November 9, 2020

The ecological and evolutionary significance of functional variation in mitochondria in a wild animal

The ecological and evolutionary significance of functional variation in mitochondria in a wild animal

In this multidisciplinary, international project you will address novel and exciting questions about the ecological and evolutionary consequences of mitochondrial variation in wild animals. You will combine ecological fieldwork, fish-keeping and behavioural experiments with cutting-edge bioinformatics and physiological assays to examine differences between three-spined stickleback fish with different mitochondrial genetics. Ecological fieldwork will take place in the Scottish Outer Hebrides, and there will be opportunities for visits to collaborating labs in Germany and Canada.

Mitochondria, the powerhouse of complex life, are present in all cells of eukaryotes. They are unusual because they carry a complement of their own DNA, separate from the nucleus, which is inherited maternally. For many years it has been believed that the substantial variation in mitochondrial DNA between populations is neutral. More recently, in stark contrast, it has been suggested that mitochondrial variation may be fundamentally important for adaptation to environmental change, given that mitochondria contain perhaps the most critically important machinery of complex life, which converts nutrients into available energy. However, we know almost nothing about the functional consequences of mitochondrial variation in wild organisms, or its ecological and evolutionary significance.

The project will be based in the MacColl lab,, a friendly, dynamic and well-funded group, embedded in a wider cohesive group of ecologists and evolutionary biologists

Further reading

Barreto, F.S. et al. (2018) Genomic signatures of mitonuclear coevolution across populations of Tigriopus californicus. Nature Ecology & Evolution, 2: 1250-7.

Dean, L.L. et al. (2019) Admixture between ancient lineages, selection, and the formation of sympatric stickleback species-pairs, Mol. Biol. Evol., 36:2481–2497.

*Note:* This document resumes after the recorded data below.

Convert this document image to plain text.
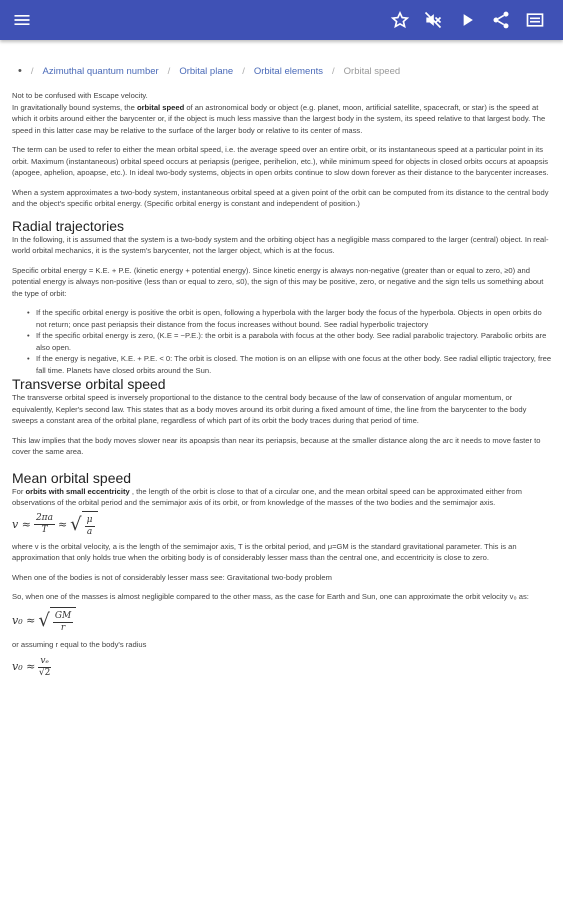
• / Azimuthal quantum number / Orbital plane / Orbital elements / Orbital speed

Not to be confused with Escape velocity.

In gravitationally bound systems, the orbital speed of an astronomical body or object (e.g. planet, moon, artificial satellite, spacecraft, or star) is the speed at which it orbits around either the barycenter or, if the object is much less massive than the largest body in the system, its speed relative to that largest body. The speed in this latter case may be relative to the surface of the larger body or relative to its center of mass.

The term can be used to refer to either the mean orbital speed, i.e. the average speed over an entire orbit, or its instantaneous speed at a particular point in its orbit. Maximum (instantaneous) orbital speed occurs at periapsis (perigee, perihelion, etc.), while minimum speed for objects in closed orbits occurs at apoapsis (apogee, aphelion, apoapse, etc.). In ideal two-body systems, objects in open orbits continue to slow down forever as their distance to the barycenter increases.

When a system approximates a two-body system, instantaneous orbital speed at a given point of the orbit can be computed from its distance to the central body and the object's specific orbital energy. (Specific orbital energy is constant and independent of position.)

Radial trajectories

In the following, it is assumed that the system is a two-body system and the orbiting object has a negligible mass compared to the larger (central) object. In real-world orbital mechanics, it is the system's barycenter, not the larger object, which is at the focus.

Specific orbital energy = K.E. + P.E. (kinetic energy + potential energy). Since kinetic energy is always non-negative (greater than or equal to zero, ≥0) and potential energy is always non-positive (less than or equal to zero, ≤0), the sign of this may be positive, zero, or negative and the sign tells us something about the type of orbit:

• If the specific orbital energy is positive the orbit is open, following a hyperbola with the larger body the focus of the hyperbola. Objects in open orbits do not return; once past periapsis their distance from the focus increases without bound. See radial hyperbolic trajectory
• If the specific orbital energy is zero, (K.E = −P.E.): the orbit is a parabola with focus at the other body. See radial parabolic trajectory. Parabolic orbits are also open.
• If the energy is negative, K.E. + P.E. < 0: The orbit is closed. The motion is on an ellipse with one focus at the other body. See radial elliptic trajectory, free fall time. Planets have closed orbits around the Sun.
Transverse orbital speed

The transverse orbital speed is inversely proportional to the distance to the central body because of the law of conservation of angular momentum, or equivalently, Kepler's second law. This states that as a body moves around its orbit during a fixed amount of time, the line from the barycenter to the body sweeps a constant area of the orbital plane, regardless of which part of its orbit the body traces during that period of time.

This law implies that the body moves slower near its apoapsis than near its periapsis, because at the smaller distance along the arc it needs to move faster to cover the same area.

Mean orbital speed

For orbits with small eccentricity , the length of the orbit is close to that of a circular one, and the mean orbital speed can be approximated either from observations of the orbital period and the semimajor axis of its orbit, or from knowledge of the masses of the two bodies and the semimajor axis.

$v \approx \frac{2\pi a}{T}$ ≈ √ $\frac{\mu}{a}$

where v is the orbital velocity, a is the length of the semimajor axis, T is the orbital period, and μ=GM is the standard gravitational parameter. This is an approximation that only holds true when the orbiting body is of considerably lesser mass than the central one, and eccentricity is close to zero.

When one of the bodies is not of considerably lesser mass see: Gravitational two-body problem

So, when one of the masses is almost negligible compared to the other mass, as the case for Earth and Sun, one can approximate the orbit velocity v₀ as:

v₀ ≈ √ $\frac{GM}{r}$

or assuming r equal to the body's radius

$v_0 \approx \frac{\text{vₑ}}{√2}$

Greenway et al. (2020) Convergent evolution of conserved mitochondrial pathways underlies repeated adaptation to extreme environments. PNAS, 117: 16424-16430.

Hill, G.E. (2015) Mitonuclear Ecology. Mol. Biol. Evol., 32: 1917-1927.

Lane, N. (2016) The Vital Question. Profile Books.


Applicants should have an interest in evolutionary biology, ecology, genetics, physiology and/or behaviour. They should hold a minimum of a UK Honours degree at 2.1 or equivalent in a biological or environmental subject. Candidates with additional (e.g. Masters) qualifications will be looked on favourably. A driving licence, experience of remote fieldwork and SCUBA/snorkelling would be valuable.